L'annonce par le gouvernement afghan de l'ouverture d'un deuxième front de négociation de paix avec les talibans en Arabie saoudite, après l'option du Qatar soutenue par les États-Unis, vient compliquer un processus de paix déjà très épineux.

Un diplomate afghan à Ryad a affirmé lundi à l'AFP que «deux délégations, l'une du gouvernement et l'autre des talibans, vont mener des négociations en Arabie saoudite», sans préciser de calendrier pour ces pourparlers.

Les talibans, chassés du pouvoir à la fin 2001 par une coalition menée par les États-Unis, poursuivent depuis dix ans une guérilla contre le gouvernement de Kaboul et ses alliés de l'Otan toujours déployés dans le pays.

Début janvier, les rebelles ont fait un premier pas vers un éventuel processus de paix en se disant prêts à ouvrir un bureau au Qatar pour discuter avec les États-Unis. Sans mentionner le gouvernement afghan qu'ils considèrent comme une «marionnette» des Américains et ne reconnaissent pas.

Kaboul n'a de son côté jamais fait mystère de ses réticences envers l'option qatarie. «Nous avons toujours préféré l'Arabie saoudite au Qatar», a souligné lundi soir Akim Hasher, un porte-parole du gouvernement afghan, en précisant toutefois qu'aucune mesure concrète n'avait encore été prise pour y entamer des discussions.

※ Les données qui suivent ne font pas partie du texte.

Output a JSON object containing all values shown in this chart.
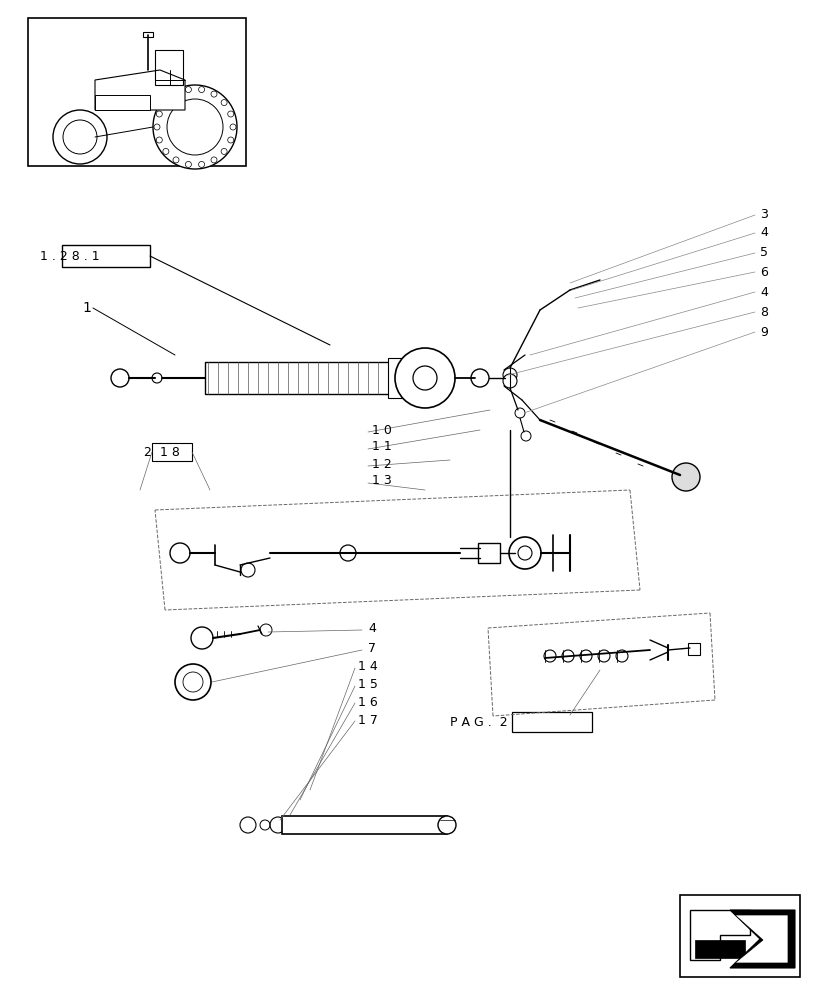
{
  "bg_color": "#ffffff",
  "lc": "#000000",
  "fig_width": 8.28,
  "fig_height": 10.0,
  "dpi": 100
}
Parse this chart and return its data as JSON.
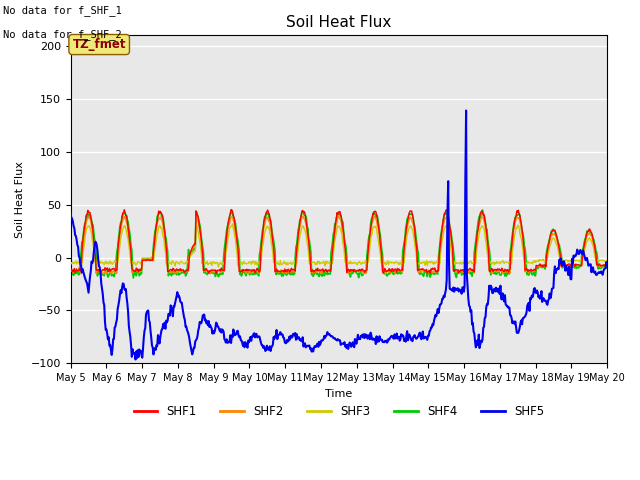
{
  "title": "Soil Heat Flux",
  "ylabel": "Soil Heat Flux",
  "xlabel": "Time",
  "ylim": [
    -100,
    210
  ],
  "yticks": [
    -100,
    -50,
    0,
    50,
    100,
    150,
    200
  ],
  "note1": "No data for f_SHF_1",
  "note2": "No data for f_SHF_2",
  "box_label": "TZ_fmet",
  "legend_labels": [
    "SHF1",
    "SHF2",
    "SHF3",
    "SHF4",
    "SHF5"
  ],
  "colors": {
    "SHF1": "#ff0000",
    "SHF2": "#ff8800",
    "SHF3": "#cccc00",
    "SHF4": "#00cc00",
    "SHF5": "#0000ee"
  },
  "fig_facecolor": "#ffffff",
  "plot_bg": "#e8e8e8",
  "xtick_labels": [
    "May 5",
    "May 6",
    "May 7",
    "May 8",
    "May 9",
    "May 10",
    "May 11",
    "May 12",
    "May 13",
    "May 14",
    "May 15",
    "May 16",
    "May 17",
    "May 18",
    "May 19",
    "May 20"
  ]
}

Il n'est «pas surprenant que Kaboul ressente le besoin d'affirmer sa souveraineté en faisant appel à d'autres» pays comme l'Arabie Saoudite «qui pourraient contribuer à ce processus de discussions avec les talibans», observe Candace Rondeaux, de l'International Crisis Group.

Mais «cela ne présage rien de bon si le gouvernement afghan se sent à ce point isolé», poursuit cette analyste basée à Kaboul.

D'après un membre de la choura de Quetta, le conseil dirigeant des talibans, que l'ont dit en partie établi dans cette ville du sud-ouest du Pakistan, le choix de l'Arabie saoudite est aussi poussé par les autorités pakistanaises.

Selon lui, les gouvernements afghan et pakistanais poussent à l'ouverture d'un deuxième front de négociations à Ryad parce qu'ils «pensent avoir été écartés» des discussions et «veulent pouvoir les contrôler en partie».

«On pourrait penser qu'il est bon d'avoir tout le monde qui se parle. Mais je pense qu'il y a un grand danger de confusion», avertit Kate Clark, du Réseau des analystes afghans.

«Quand on pense que tous ces différents acteurs essaient d'ouvrir des discussions avec les talibans... Cela pourrait ressembler à un stratagème délibéré pour les talibans, à une tentative pour les diviser afin de les dominer ou d'en tirer quelque avantage», ajoute-t-elle.

«Le Pakistan essaie de diviser les talibans en deux parties, dont une est impliquée au Qatar sans le Pakistan et l'autre, composée de talibans pro-pakistanais qui pensent qu'ils ont été laissés de côté et qui veulent un autre bureau en Arabie saoudite», a confirmé dimanche la source talibane.

Une partie des rebelles, ne se reconnaissant pas dans ces tractations avec les États-Unis, serait ainsi disposée à suivre le Pakistan et l'Afghanistan dans ces discussions parallèles.

Une multiplicité d'acteurs (Kaboul, Islamabad, Washington et ses alliés de l'Otan, les talibans «officiels», les autres talibans) se retrouveraient ainsi à négocier la paix afghane en deux endroits différents.

Pour compliquer la donne, un membre du ministère des Affaires étrangères pakistanais a expliqué à l'AFP, sous couvert d'anonymat, que «les discussions avec les talibans en Arabie saoudite n'étaient qu'une des nombreuses propositions étudiées par les autorités pakistanaises», qui «attendent les conclusions des discussions au Qatar».

Tout reste à faire dans ces négociations, les deux belligérants les plus actifs, Washington et les talibans, affichant pour l'heure des positions incompatibles pour permettre un cessez-le-feu.

Cet épineux dossier sera au menu des discussions prévues mercredi à Kaboul entre la ministre pakistanaise des Affaires étrangères Hina Rabbani Khar et son homologue afghan Zalmai Rasoul.